A particle of mass $$1\,kg$$  is thrown vertically upwards with speed $$100\,m/s.$$   After $$5\,s,$$  it explodes into two parts. One part of mass $$400\,g$$  comes back with speed $$25\,m/s,$$  what is the speed of other part just after explosion?

Solution :
According to 1^st equation of motion, velocity of particle after $$5\,s$$
$$\eqalign{ & v = u - gt \cr & v = 100 - 10 \times 5 \cr & = 100 - 50 = 50\,m/s\,\,\left( {{\text{upwards}}} \right) \cr} $$
Applying conservation of linear momentum gives
$$Mv = {m_1}{v_1} + {m_2}{v_2}\,.......\left( {{\text{i}}} \right)$$
Taking upward direction positive, the velocity $${v_1}$$ will be negative.

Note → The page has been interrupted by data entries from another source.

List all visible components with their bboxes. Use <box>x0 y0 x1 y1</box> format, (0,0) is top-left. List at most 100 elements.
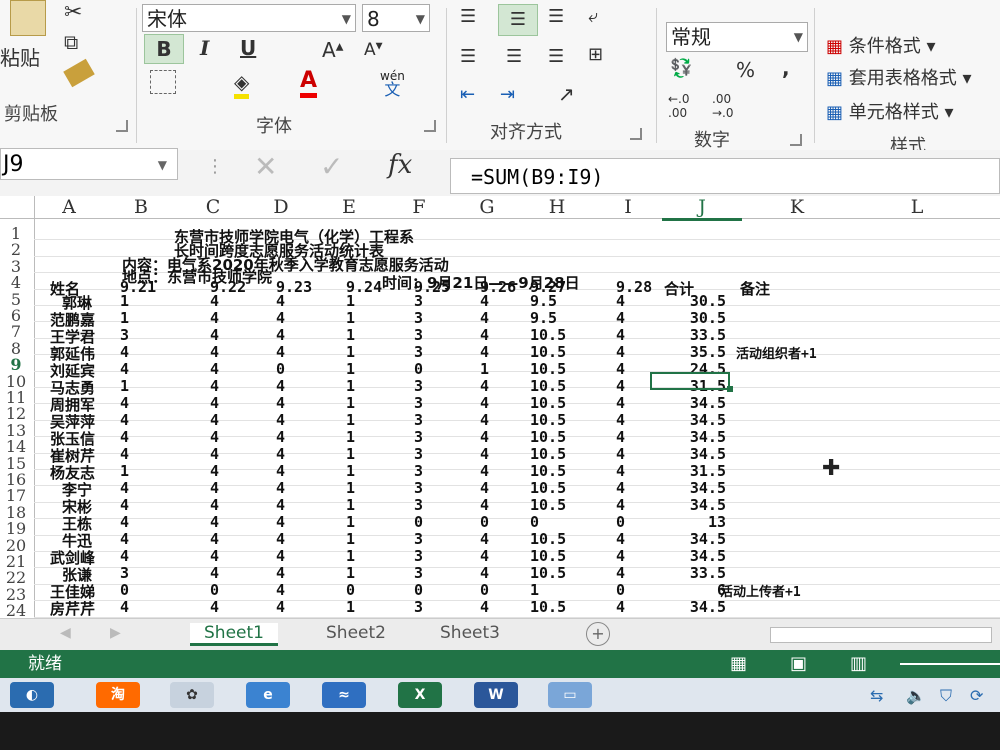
value-cell[interactable]: 4 <box>276 411 285 429</box>
col-header-g[interactable]: G <box>454 196 520 218</box>
phonetic-icon[interactable]: wén 文 <box>380 70 405 98</box>
value-cell[interactable]: 3 <box>120 326 129 344</box>
bold-button[interactable]: B <box>144 34 184 64</box>
value-cell[interactable]: 4 <box>480 496 489 514</box>
col-header-f[interactable]: F <box>384 196 454 218</box>
col-header-e[interactable]: E <box>314 196 384 218</box>
total-cell[interactable]: 34.5 <box>662 530 726 548</box>
horizontal-scrollbar[interactable] <box>770 627 992 643</box>
value-cell[interactable]: 0 <box>120 581 129 599</box>
value-cell[interactable]: 4 <box>616 292 625 310</box>
add-sheet-button[interactable]: + <box>586 622 610 646</box>
italic-button[interactable]: I <box>200 36 209 60</box>
total-cell[interactable]: 31.5 <box>662 462 726 480</box>
value-cell[interactable]: 1 <box>346 496 355 514</box>
total-cell[interactable]: 13 <box>662 513 726 531</box>
normal-view-icon[interactable]: ▦ <box>730 650 747 678</box>
value-cell[interactable]: 3 <box>414 496 423 514</box>
value-cell[interactable]: 4 <box>480 309 489 327</box>
value-cell[interactable]: 10.5 <box>530 598 566 616</box>
value-cell[interactable]: 4 <box>120 496 129 514</box>
value-cell[interactable]: 9.5 <box>530 292 557 310</box>
font-launcher[interactable] <box>424 120 436 132</box>
conditional-format-button[interactable]: ▦ 条件格式 ▾ <box>826 32 936 58</box>
align-right-icon[interactable]: ☰ <box>548 46 564 67</box>
value-cell[interactable]: 0 <box>530 513 539 531</box>
value-cell[interactable]: 4 <box>120 411 129 429</box>
value-cell[interactable]: 1 <box>346 343 355 361</box>
percent-button[interactable]: % <box>736 58 755 82</box>
value-cell[interactable]: 0 <box>414 581 423 599</box>
col-header-k[interactable]: K <box>742 196 852 218</box>
enter-icon[interactable]: ✓ <box>320 150 343 183</box>
value-cell[interactable]: 10.5 <box>530 377 566 395</box>
value-cell[interactable]: 4 <box>210 445 219 463</box>
font-size-combo[interactable]: 8 ▼ <box>362 4 430 32</box>
value-cell[interactable]: 4 <box>120 547 129 565</box>
value-cell[interactable]: 4 <box>276 530 285 548</box>
value-cell[interactable]: 4 <box>616 530 625 548</box>
remark-cell[interactable]: 活动上传者+1 <box>720 581 801 600</box>
value-cell[interactable]: 4 <box>120 343 129 361</box>
cancel-icon[interactable]: ✕ <box>254 150 277 183</box>
total-cell[interactable]: 34.5 <box>662 445 726 463</box>
value-cell[interactable]: 10.5 <box>530 547 566 565</box>
cell-styles-button[interactable]: ▦ 单元格样式 ▾ <box>826 98 954 124</box>
excel-taskbar-icon[interactable]: X <box>398 682 442 708</box>
insert-function-button[interactable]: fx <box>388 150 412 180</box>
value-cell[interactable]: 4 <box>276 513 285 531</box>
value-cell[interactable]: 4 <box>616 394 625 412</box>
value-cell[interactable]: 3 <box>414 309 423 327</box>
value-cell[interactable]: 4 <box>616 360 625 378</box>
increase-indent-icon[interactable]: ⇥ <box>500 84 515 105</box>
total-cell[interactable]: 35.5 <box>662 343 726 361</box>
value-cell[interactable]: 10.5 <box>530 530 566 548</box>
value-cell[interactable]: 1 <box>346 445 355 463</box>
value-cell[interactable]: 4 <box>616 598 625 616</box>
taobao-icon[interactable]: 淘 <box>96 682 140 708</box>
active-cell-selection[interactable] <box>650 372 730 390</box>
total-cell[interactable]: 6 <box>662 581 726 599</box>
value-cell[interactable]: 4 <box>120 598 129 616</box>
value-cell[interactable]: 4 <box>616 547 625 565</box>
format-as-table-button[interactable]: ▦ 套用表格格式 ▾ <box>826 64 972 90</box>
value-cell[interactable]: 1 <box>346 411 355 429</box>
clipboard-launcher[interactable] <box>116 120 128 132</box>
value-cell[interactable]: 4 <box>480 445 489 463</box>
increase-decimal-icon[interactable]: ←.0.00 <box>668 92 690 120</box>
decrease-indent-icon[interactable]: ⇤ <box>460 84 475 105</box>
value-cell[interactable]: 0 <box>276 360 285 378</box>
value-cell[interactable]: 4 <box>616 462 625 480</box>
value-cell[interactable]: 10.5 <box>530 462 566 480</box>
value-cell[interactable]: 4 <box>210 513 219 531</box>
value-cell[interactable]: 4 <box>480 292 489 310</box>
value-cell[interactable]: 4 <box>276 309 285 327</box>
value-cell[interactable]: 4 <box>616 309 625 327</box>
value-cell[interactable]: 1 <box>120 292 129 310</box>
value-cell[interactable]: 1 <box>346 462 355 480</box>
total-cell[interactable]: 34.5 <box>662 394 726 412</box>
header-cell[interactable]: 备注 <box>740 278 770 299</box>
orientation-icon[interactable]: ↗ <box>558 82 575 106</box>
tray-network-icon[interactable]: ⇆ <box>870 686 883 705</box>
cut-icon[interactable]: ✂ <box>64 0 82 25</box>
value-cell[interactable]: 0 <box>414 360 423 378</box>
value-cell[interactable]: 4 <box>616 479 625 497</box>
value-cell[interactable]: 3 <box>414 343 423 361</box>
total-cell[interactable]: 33.5 <box>662 326 726 344</box>
value-cell[interactable]: 4 <box>276 479 285 497</box>
value-cell[interactable]: 1 <box>346 513 355 531</box>
value-cell[interactable]: 4 <box>480 411 489 429</box>
value-cell[interactable]: 4 <box>616 496 625 514</box>
value-cell[interactable]: 10.5 <box>530 564 566 582</box>
align-bottom-icon[interactable]: ☰ <box>548 6 564 27</box>
merge-center-icon[interactable]: ⊞ <box>588 44 603 65</box>
comma-button[interactable]: , <box>782 56 790 80</box>
col-header-a[interactable]: A <box>34 196 104 218</box>
col-header-j[interactable]: J <box>662 196 742 221</box>
value-cell[interactable]: 4 <box>616 343 625 361</box>
col-header-d[interactable]: D <box>248 196 314 218</box>
align-left-icon[interactable]: ☰ <box>460 46 476 67</box>
value-cell[interactable]: 4 <box>276 462 285 480</box>
worksheet-grid[interactable]: A B C D E F G H I J K L 1 2 3 4 5 6 7 8 9 10 11 12 1… <box>0 196 1000 618</box>
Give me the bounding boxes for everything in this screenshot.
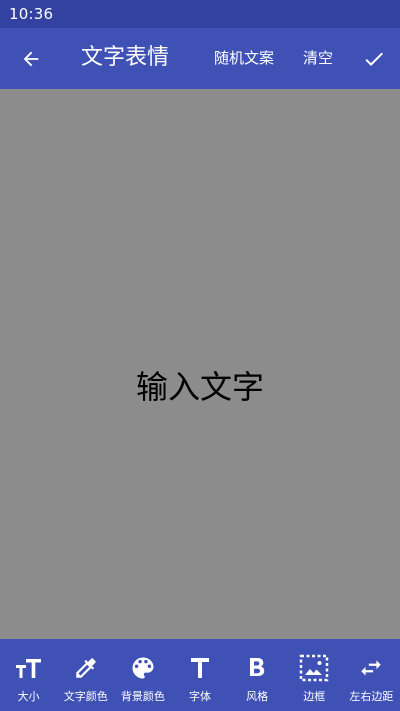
swap-horizontal-icon: [356, 653, 386, 683]
clear-button[interactable]: 清空: [303, 46, 333, 70]
canvas-text[interactable]: 输入文字: [0, 365, 400, 409]
random-text-button[interactable]: 随机文案: [214, 46, 274, 70]
preview-canvas[interactable]: 输入文字: [0, 89, 400, 639]
arrow-back-icon: [23, 51, 39, 67]
tool-side-margin[interactable]: 左右边距: [343, 639, 400, 711]
tool-background-color[interactable]: 背景颜色: [114, 639, 171, 711]
tool-label: 风格: [246, 690, 269, 703]
back-button[interactable]: [14, 42, 48, 76]
tool-border[interactable]: 边框: [286, 639, 343, 711]
app-bar: 文字表情 随机文案 清空: [0, 28, 400, 89]
eyedropper-icon: [71, 653, 101, 683]
status-bar: 10:36: [0, 0, 400, 28]
frame-icon: [299, 653, 329, 683]
tool-size[interactable]: 大小: [0, 639, 57, 711]
status-time: 10:36: [9, 5, 54, 23]
confirm-button[interactable]: [357, 42, 391, 76]
tool-label: 边框: [303, 690, 326, 703]
text-size-icon: [14, 653, 44, 683]
check-icon: [365, 52, 383, 66]
palette-icon: [128, 653, 158, 683]
bottom-toolbar: 大小 文字颜色 背景颜色 字体 风格 边框 左右边距: [0, 639, 400, 711]
tool-label: 背景颜色: [120, 690, 165, 703]
tool-label: 字体: [188, 690, 211, 703]
font-t-icon: [185, 653, 215, 683]
bold-b-icon: [242, 653, 272, 683]
tool-style[interactable]: 风格: [229, 639, 286, 711]
page-title: 文字表情: [81, 45, 170, 70]
tool-label: 文字颜色: [63, 690, 108, 703]
tool-font[interactable]: 字体: [171, 639, 228, 711]
tool-label: 左右边距: [349, 690, 394, 703]
tool-label: 大小: [17, 690, 40, 703]
tool-text-color[interactable]: 文字颜色: [57, 639, 114, 711]
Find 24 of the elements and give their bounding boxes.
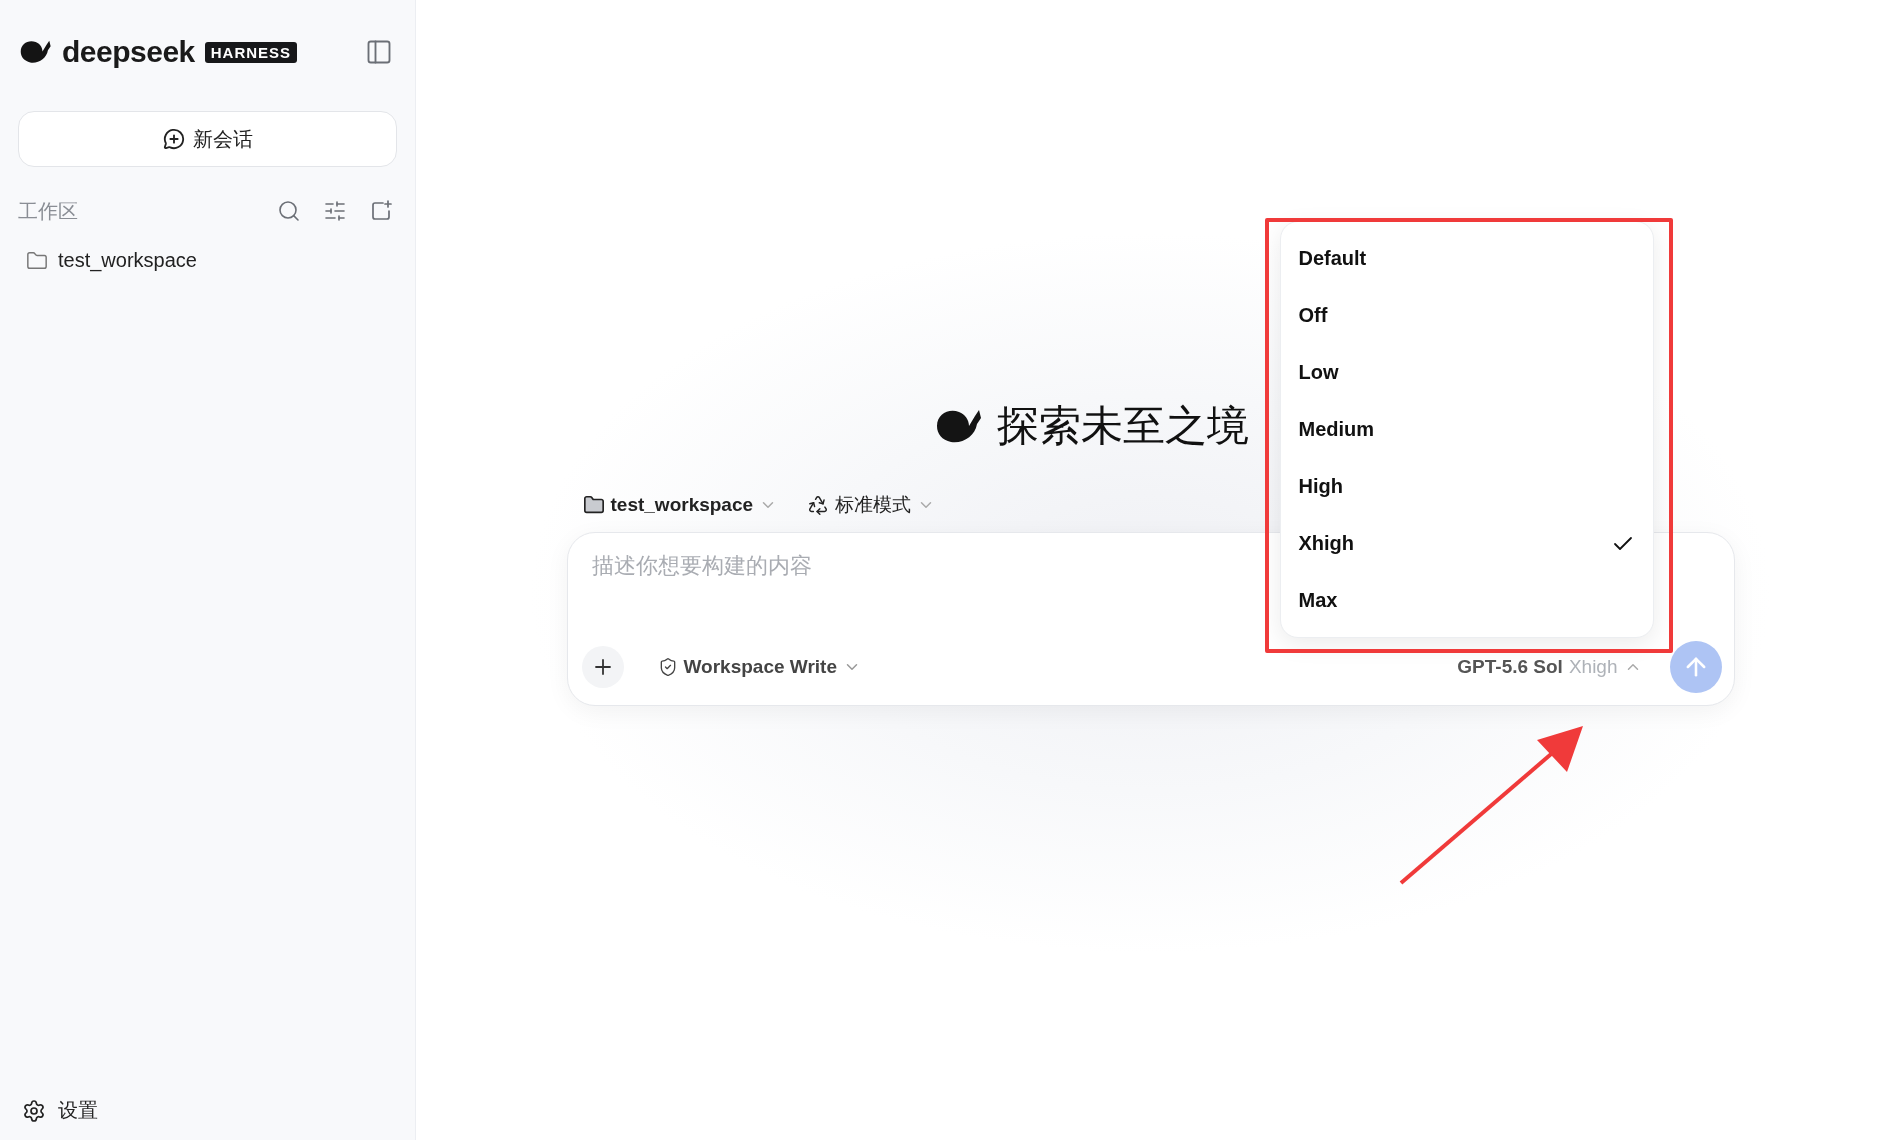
harness-badge: HARNESS	[204, 41, 298, 63]
section-title: 工作区	[18, 198, 79, 224]
menu-option[interactable]: High	[1280, 458, 1653, 515]
workspace-item[interactable]: test_workspace	[18, 249, 397, 272]
mode-selector[interactable]: 标准模式	[807, 492, 936, 518]
new-chat-button[interactable]: 新会话	[18, 111, 397, 167]
settings-icon	[22, 1098, 46, 1123]
chat-plus-icon	[162, 128, 185, 150]
folder-icon	[582, 494, 605, 516]
permission-selector[interactable]: Workspace Write	[651, 655, 867, 679]
menu-option[interactable]: Medium	[1280, 401, 1653, 458]
menu-option[interactable]: Max	[1280, 572, 1653, 629]
folder-icon	[26, 249, 48, 272]
menu-option[interactable]: Low	[1280, 344, 1653, 401]
hero-title: 探索未至之境	[996, 401, 1249, 451]
menu-option[interactable]: Default	[1280, 230, 1653, 287]
cycle-icon	[807, 494, 830, 516]
settings-link[interactable]: 设置	[18, 1097, 397, 1140]
add-button[interactable]	[581, 646, 624, 688]
model-selector[interactable]: GPT-5.6 Sol Xhigh	[1451, 655, 1648, 679]
menu-option[interactable]: Off	[1280, 287, 1653, 344]
menu-option[interactable]: Xhigh	[1280, 515, 1653, 572]
workspace-selector[interactable]: test_workspace	[582, 492, 778, 518]
brand-name: deepseek	[62, 35, 195, 69]
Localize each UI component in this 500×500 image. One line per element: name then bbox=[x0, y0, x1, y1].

$$\eqalign{ & \therefore {v_1} = - 25\,m/s, \cr & v = 50\,m/s \cr} $$
$$\eqalign{ & {\text{Also,}}\,\,M = 1\,kg,\,{m_1} = 400\,g = 0.4\,kg \cr & {\text{and}}\,\,\,{m_2} = \left( {M - {m_1}} \right) = 1 - 0.4 = 0.6\,kg \cr} $$
Thus, Eq. (i) becomes,
$$\eqalign{ & 1 \times 50 = 0.4 \times \left( { - 25} \right) + 0.6{v_2} \cr & {\text{or}}\,\,50 = - 10 + 0.6{v_2} \cr} $$
$$\eqalign{ & {\text{or}}\,\,0.6{v_2} = 60 \cr & {\text{or}}\,\,{v_2} = \frac{{60}}{{0.6}} \cr & = 100\,m/s \cr} $$
As $${v_2}$$ is positive, therefore the other part will move upwards with a velocity of $$100\,m/s.$$